Eine Frage, die mich schon seit langem interessierte war, ob und wie ich mit meinem Hund sinnvoll das Markieren üben kann. Handelt es sich hierbei tatsächlich in erster Linie um eine Frage des "natural good markers" oder eher um den Erfahrungsstand des Hundes? Ich stellte die Frage, während Mike gerade den Aufbau des perfekten"Linings" erklärte. Mir erschien es einfach der ideale Zeitpunkt, nachdem er gerade die Aussage in den Raum gestellt hatte, dass sich ein 10m Blind im Prinzip nicht von einem 100m Blind unterscheiden würde... für mich unterschied es sich hingegen in einer Differenz von extrem weiten 90m und der Frage, ob mein Hund eine Chance hätte, je dort anzukommen ... Nun, nach seinem Aufbau würde er sicher dort ankommen, so die Antwort.
Nun aber, wie übe ich das Markieren? Here we go, Mikes Erklärung und Aufbau: Ich stelle mich an die Stelle, an der das Marking - sprich das geworfene Dummy - landen wird. Mein Hund sieht die Stelle und er sieht wie der Werfer das Dummy mit einem "maaaark", "brrrrt" oder Schuss dorthin wirft. Von dieser nahen Position aus, kann er sich nicht nur ein Bild von dem Gelände machen, in das er später soll, sondern er sieht auch den Abstand des Werfers zu dem gefallenen Dummy. Anschliessend drehe ich mich um und gehe in die Richtung weg, von der aus ich meinen Hund später schicken werde. Ich entferne mich dabei in einer gerade Linie, die genau derjenigen entspricht, auf der der Hund später auf das Dummy zulaufen soll. Die Entfernung orientiert sich am Leistungsstand meines Hundes. Am Startpunkt angekommen, drehe ich mich um und warte ich auf das von einem weiteren"mark", "bbrrrrt" oder einen Schuss begleitete, geworfene Dummy, das genau in den vorher besichtigten Bereich fällt. Da das Ziel ist, dass der Hund schnell rausgeht, schnell findet und schnell zurückkommt, hat der Helfer während meines Abrückens zusätzlich noch zwei bis drei Dummys in dem entsprechenden Bereich ausgelegt. Hat die Markierung gut geklappt, ist das Training an dieser Stelle beendet. Nein, wir wechseln jetzt nicht den Standpunkt nach links oder rechts und nein, es wird auch nicht noch weiter Distanz aufgebaut. Diese Übung ist tatsächlich mit diesem einem Apport beendet ;o)! Wollte man noch eine weitere Markierungsübung machen, dann würde man nun an einer anderen Stelle mit genau demselben Aufbau und Ablauf beginnen. Natürlich immer mit dem Gedanken im Hinterkopf, wie gut der einzelne Hund das Arbeiten von Markierungen verkraften kann ... Ihr kennt sicherlich die Gedanken dazu ;o)
Cool finde ich diesen Übungsaufbau besonders im schweren Gelände oder wenn der Hund die Flugbahn des Dummys nur teilweise verfolgen kann - dann gefällt mir vor allem der Gedanke sehr gut, dass er trotzdem im Bereich ankommt und schnell findet.

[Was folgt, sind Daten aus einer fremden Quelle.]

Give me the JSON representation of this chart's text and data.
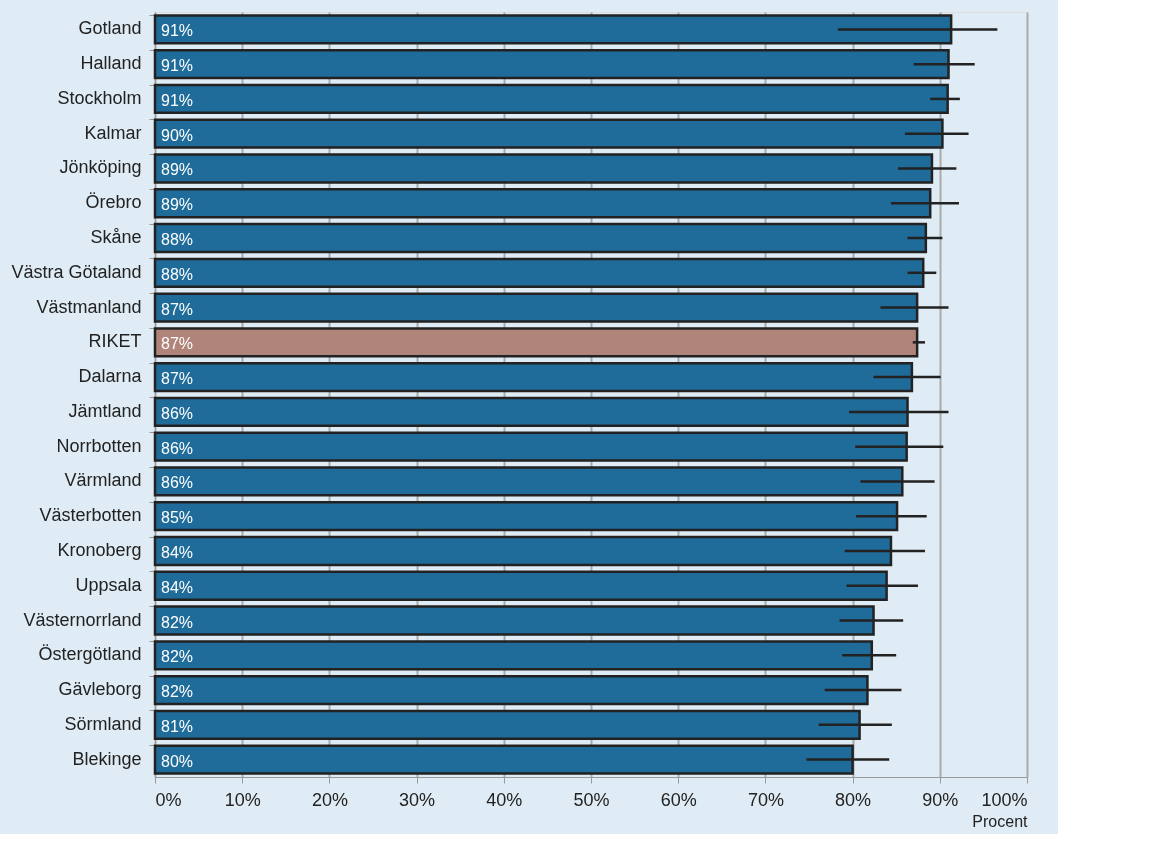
{
  "chart_data": {
    "type": "bar",
    "orientation": "horizontal",
    "xlabel": "Procent",
    "categories": [
      "Gotland",
      "Halland",
      "Stockholm",
      "Kalmar",
      "Jönköping",
      "Örebro",
      "Skåne",
      "Västra Götaland",
      "Västmanland",
      "RIKET",
      "Dalarna",
      "Jämtland",
      "Norrbotten",
      "Värmland",
      "Västerbotten",
      "Kronoberg",
      "Uppsala",
      "Västernorrland",
      "Östergötland",
      "Gävleborg",
      "Sörmland",
      "Blekinge"
    ],
    "values": [
      91.3,
      91.0,
      90.9,
      90.3,
      89.1,
      88.9,
      88.4,
      88.1,
      87.4,
      87.4,
      86.8,
      86.3,
      86.2,
      85.7,
      85.1,
      84.4,
      83.9,
      82.4,
      82.2,
      81.7,
      80.8,
      80.0
    ],
    "value_labels": [
      "91%",
      "91%",
      "91%",
      "90%",
      "89%",
      "89%",
      "88%",
      "88%",
      "87%",
      "87%",
      "87%",
      "86%",
      "86%",
      "86%",
      "85%",
      "84%",
      "84%",
      "82%",
      "82%",
      "82%",
      "81%",
      "80%"
    ],
    "errors": [
      [
        78.3,
        96.6
      ],
      [
        87.0,
        94.0
      ],
      [
        88.9,
        92.3
      ],
      [
        86.0,
        93.3
      ],
      [
        85.2,
        91.9
      ],
      [
        84.4,
        92.2
      ],
      [
        86.3,
        90.3
      ],
      [
        86.3,
        89.6
      ],
      [
        83.2,
        91.0
      ],
      [
        86.9,
        88.3
      ],
      [
        82.4,
        90.1
      ],
      [
        79.6,
        91.0
      ],
      [
        80.3,
        90.4
      ],
      [
        80.9,
        89.4
      ],
      [
        80.4,
        88.5
      ],
      [
        79.1,
        88.3
      ],
      [
        79.3,
        87.5
      ],
      [
        78.5,
        85.8
      ],
      [
        78.8,
        85.0
      ],
      [
        76.8,
        85.6
      ],
      [
        76.1,
        84.5
      ],
      [
        74.7,
        84.2
      ]
    ],
    "colors": [
      "#1f6b99",
      "#1f6b99",
      "#1f6b99",
      "#1f6b99",
      "#1f6b99",
      "#1f6b99",
      "#1f6b99",
      "#1f6b99",
      "#1f6b99",
      "#b08478",
      "#1f6b99",
      "#1f6b99",
      "#1f6b99",
      "#1f6b99",
      "#1f6b99",
      "#1f6b99",
      "#1f6b99",
      "#1f6b99",
      "#1f6b99",
      "#1f6b99",
      "#1f6b99",
      "#1f6b99"
    ],
    "xlim": [
      0,
      100
    ],
    "xticks": [
      {
        "value": 0,
        "label": "0%"
      },
      {
        "value": 10,
        "label": "10%"
      },
      {
        "value": 20,
        "label": "20%"
      },
      {
        "value": 30,
        "label": "30%"
      },
      {
        "value": 40,
        "label": "40%"
      },
      {
        "value": 50,
        "label": "50%"
      },
      {
        "value": 60,
        "label": "60%"
      },
      {
        "value": 70,
        "label": "70%"
      },
      {
        "value": 80,
        "label": "80%"
      },
      {
        "value": 90,
        "label": "90%"
      },
      {
        "value": 100,
        "label": "100%"
      }
    ],
    "grid": "x"
  }
}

Claudia Himmert mit "Gunsight's Carron"

 

Aufbau "Lining"

Beim Aufbau des "Linings" sollten immer mehrere Dummys am "Endpunkt" ausgelegt werden. Da das Ziel das schnelle Rausgehen auf einer geraden Linie ist, sollten wir den Hund nicht nur zum Auslegen mitnehmen, sondern die Dummys auch so offen platzieren, dass am Ende der gewünschten geraden Linie ein schneller Erfolg gewährleistet ist. Wichtig ist ferner, dass wir uns nach dem Auslegen in EXAKT gerader Linie vom entsprechenden Gebiet entfernen. Sobald der Hund nach dem Voranschicken das Suchengebiet erreicht, wird das zuvor etablierte Suchensignal (s.o.) gegeben. Anschliessend können in EXAKT entgegengesetzter Richtung - wieder in Begleitung des Hundes - weitere Dummys ausgelegt werden. Dabei ist unbedingt darauf zu achten, dass sich das Gebiet A, der Startpunkt und Gebiet B auf einer absolut geraden Linie befinden!! Der Hund niemals schräg geschickt werden und man sollte beim Auslegen der Dummys auch niemals schräg auf das Gebiet zugehen! Arbeiten mehrere Hunde, kann im Wechsel nach A oder B geschickt werden.
Um die "Einweisegeste" zu ritualisieren, sollte die entsprechende Körperhaltung und das Kommando schon beim Schicken des Hundes auf geringste Entfernungen (z. B. beim Aufbau der "kleine Suche") eingesetzt werden. Auf diese Weise kann das dort verwendete Suchengebiet später auch zum Aufbau grösserer Distanzen für das "Lining" genutzt werden.

 

Auch beim "Lining" spielt die Körpersprache des HF eine entscheidende Rolle. Es liegt in der Hand des HF dem Hund die nötige Sicherheit beim Voran mit auf den Weg zu geben!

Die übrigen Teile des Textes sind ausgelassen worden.